Грейс будто получила удар под дых. Он озвучил её сокровенное желание. Она глубоко вздохнула. Чёрт бы побрал этого мужчину.

– Загородный коттедж с садом, – продолжил он. – Если он вам нужен, Грейс, я могу всё устроить.

Конечно, может. Она должна была догадаться, что дьявол станет искушать её исполнением заветного желания.

– Так вышло, что у меня как раз есть такой коттедж, – продолжал он. – Боюсь, ставни там не голубые, но это можно исправить. И, если мне не изменяет память, в саду растёт много роз.

Грейс прижала руку ко лбу, подумав о своей опозоренной семье и славе Дилана Мура. Живи она с Муром под одной крышей даже в качестве гувернантки, люди всё равно подумают о ней худшее. С другой стороны, её репутация и так безвозвратно испорчена, да и какое это имело значение? Оставшиеся родственники уже от неё отреклись. Глупо отказываться от такого предложения. Очень, очень глупо. Её броня начала понемногу трескаться.

– Только не говорите, что коттедж находится в Корнуолле, – сказала она.

– Нет, в Девоншире, – ответил Мур. – Он находится на территории моего поместья. Коттедж ваш, если вы согласитесь отработать на меня следующие двенадцать месяцев. Однако условия останутся прежними. Вы не сможете уволиться, пока я не разрешу, и я заплачу только по окончании года. Я оформлю коттедж на ваше имя и выплачу всё причитающееся вам жалование.

– Какое вы предлагаете жалование?

– Тысяча фунтов вас устроит?

– Тысяча фунтов? В качестве годового жалованья гувернантке? Вы, верно...

– Сошёл с ума? – Мур неожиданно выпрямился и поднялся с кровати, двигаясь плавно и осторожно, словно хищное животное.
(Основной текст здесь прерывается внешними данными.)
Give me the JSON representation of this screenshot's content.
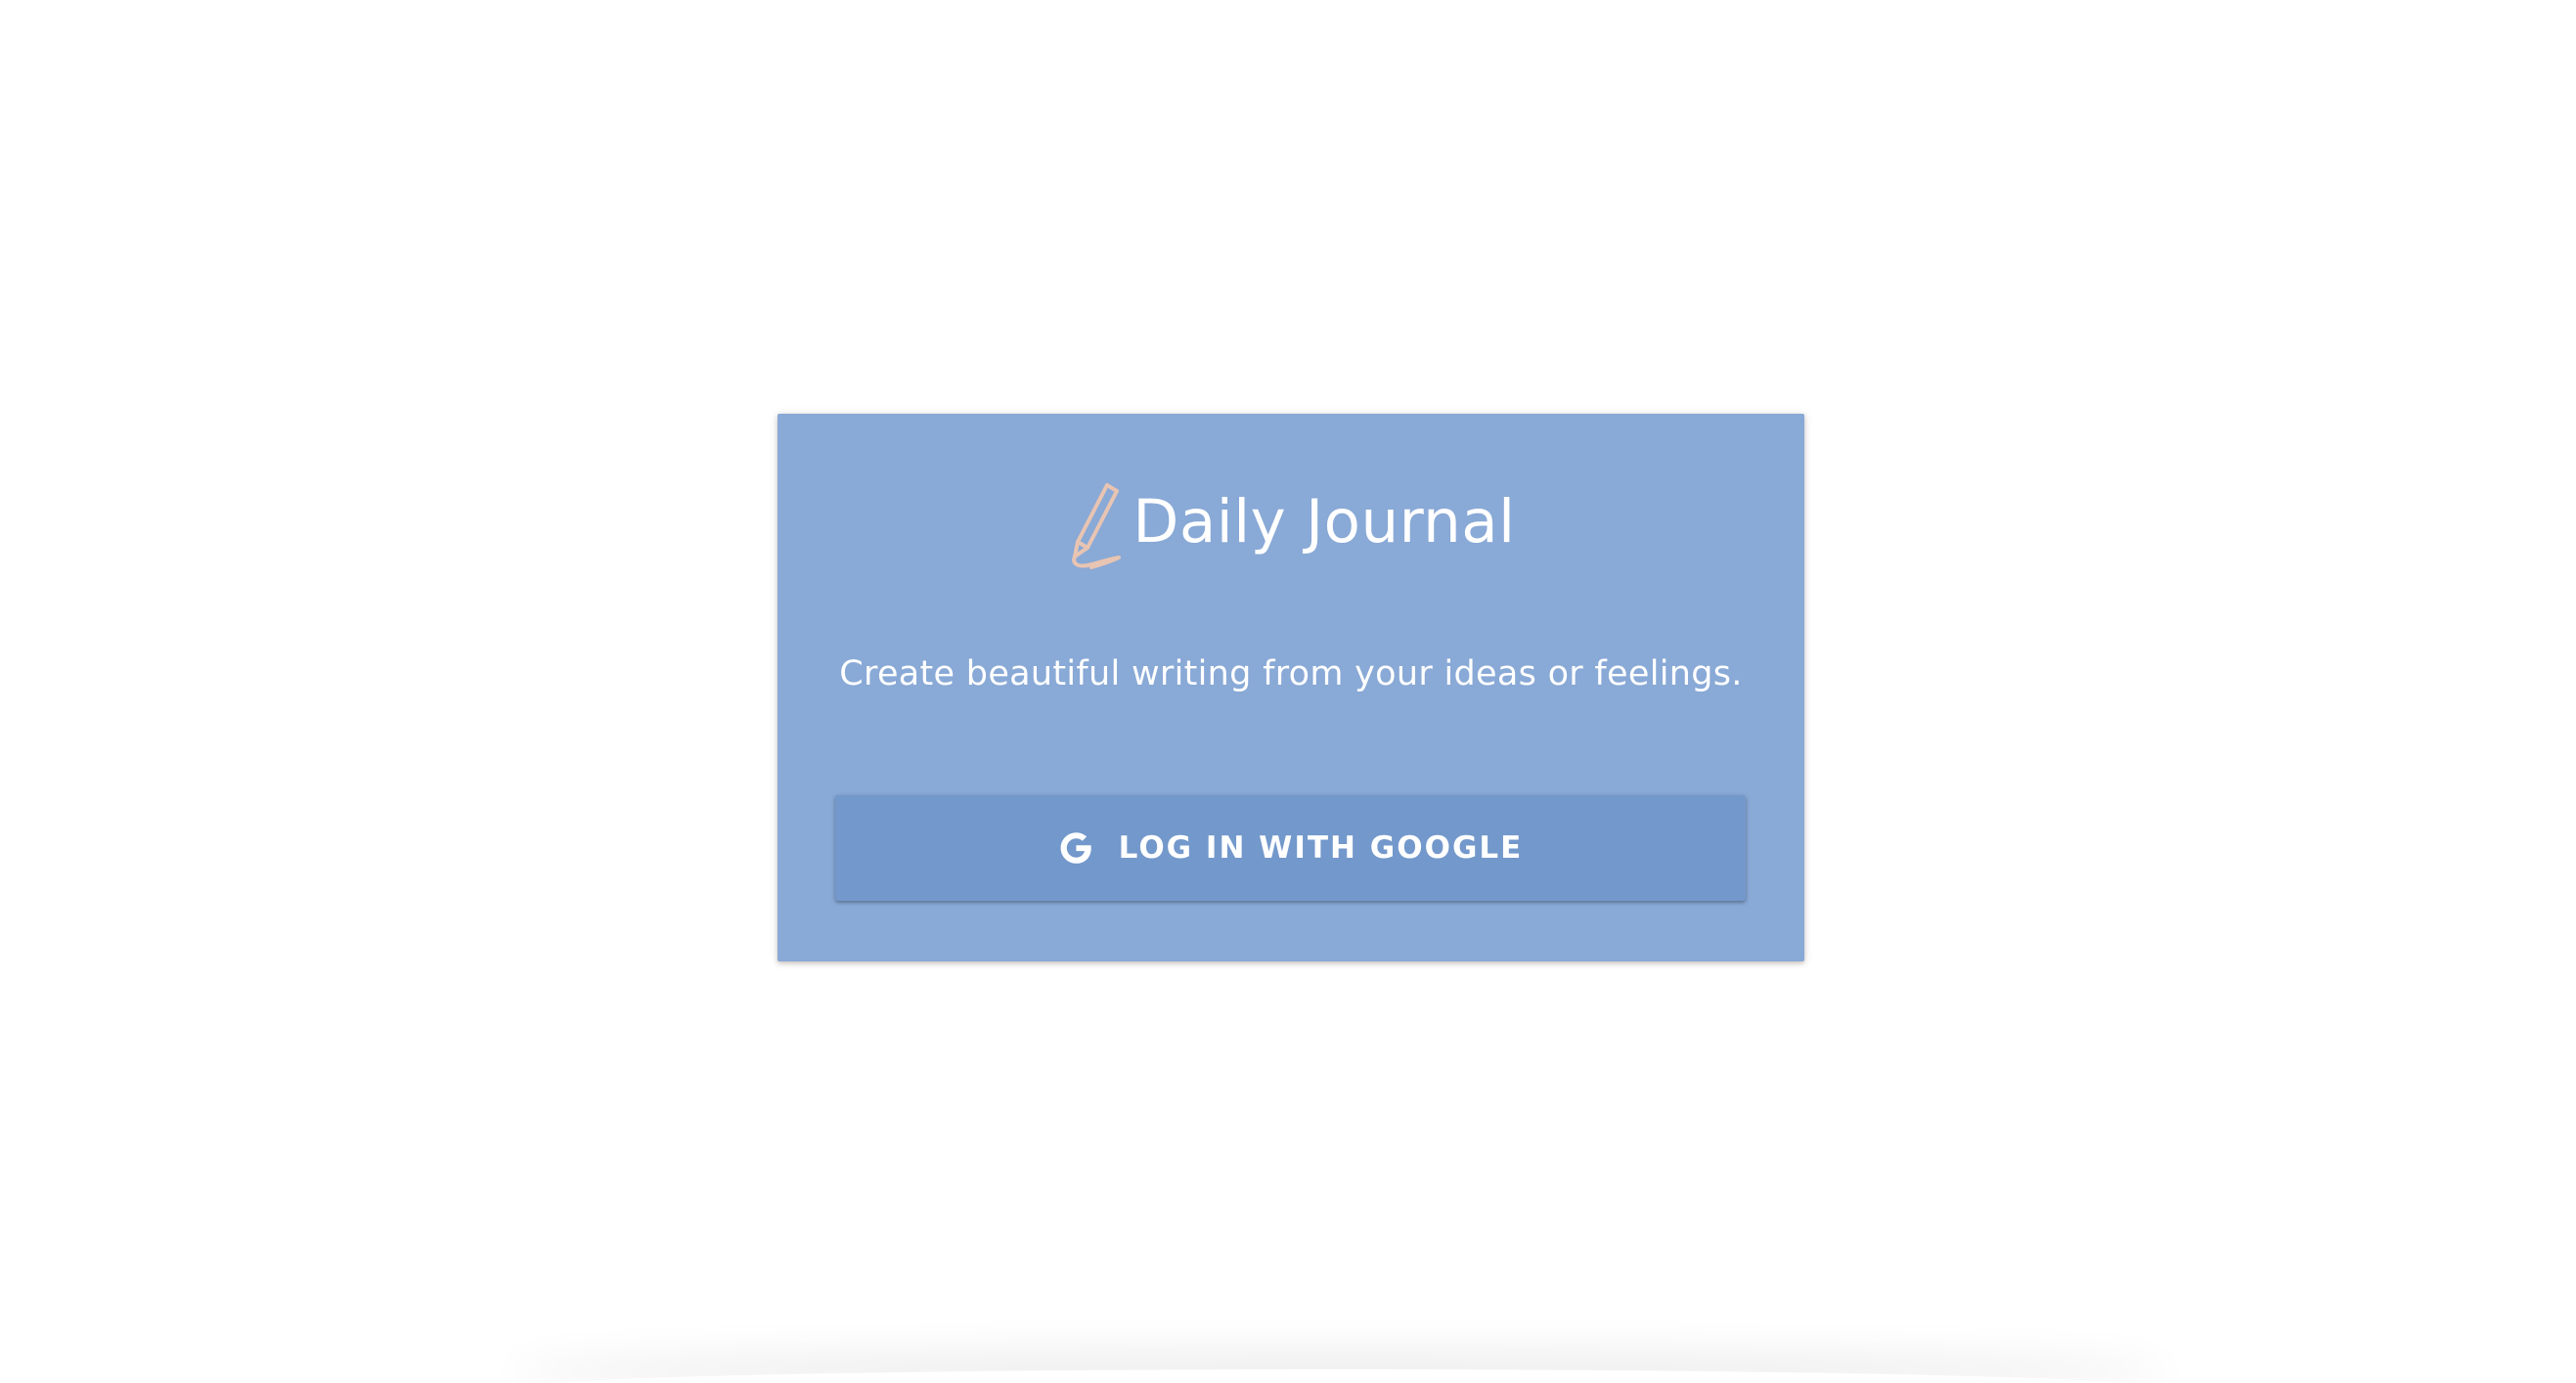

Он пересёк крошечную комнату, Грейс невольно сделала шаг назад, и её каблук ударился о дверь.

– Я не сошёл с ума. По крайней мере, пока. – Мур остановился едва ли не в футе от Грейс. – Я хочу вас и не делаю из этого секрета. Надеюсь, со временем вы почувствуете то же самое и согласитесь стать моей любовницей на то время, пока это будет устраивать нас обоих. Если это произойдёт, я осыплю вас гораздо более роскошными подарками, чем простой коттедж и тысяча фунтов, не сомневайтесь. Если же вы решите остаться только гувернанткой на предстоящий год, то так тому и быть. Имейте в виду, что я никогда бы не сделал столь щедрого предложения ни одной другой женщине. Только вам.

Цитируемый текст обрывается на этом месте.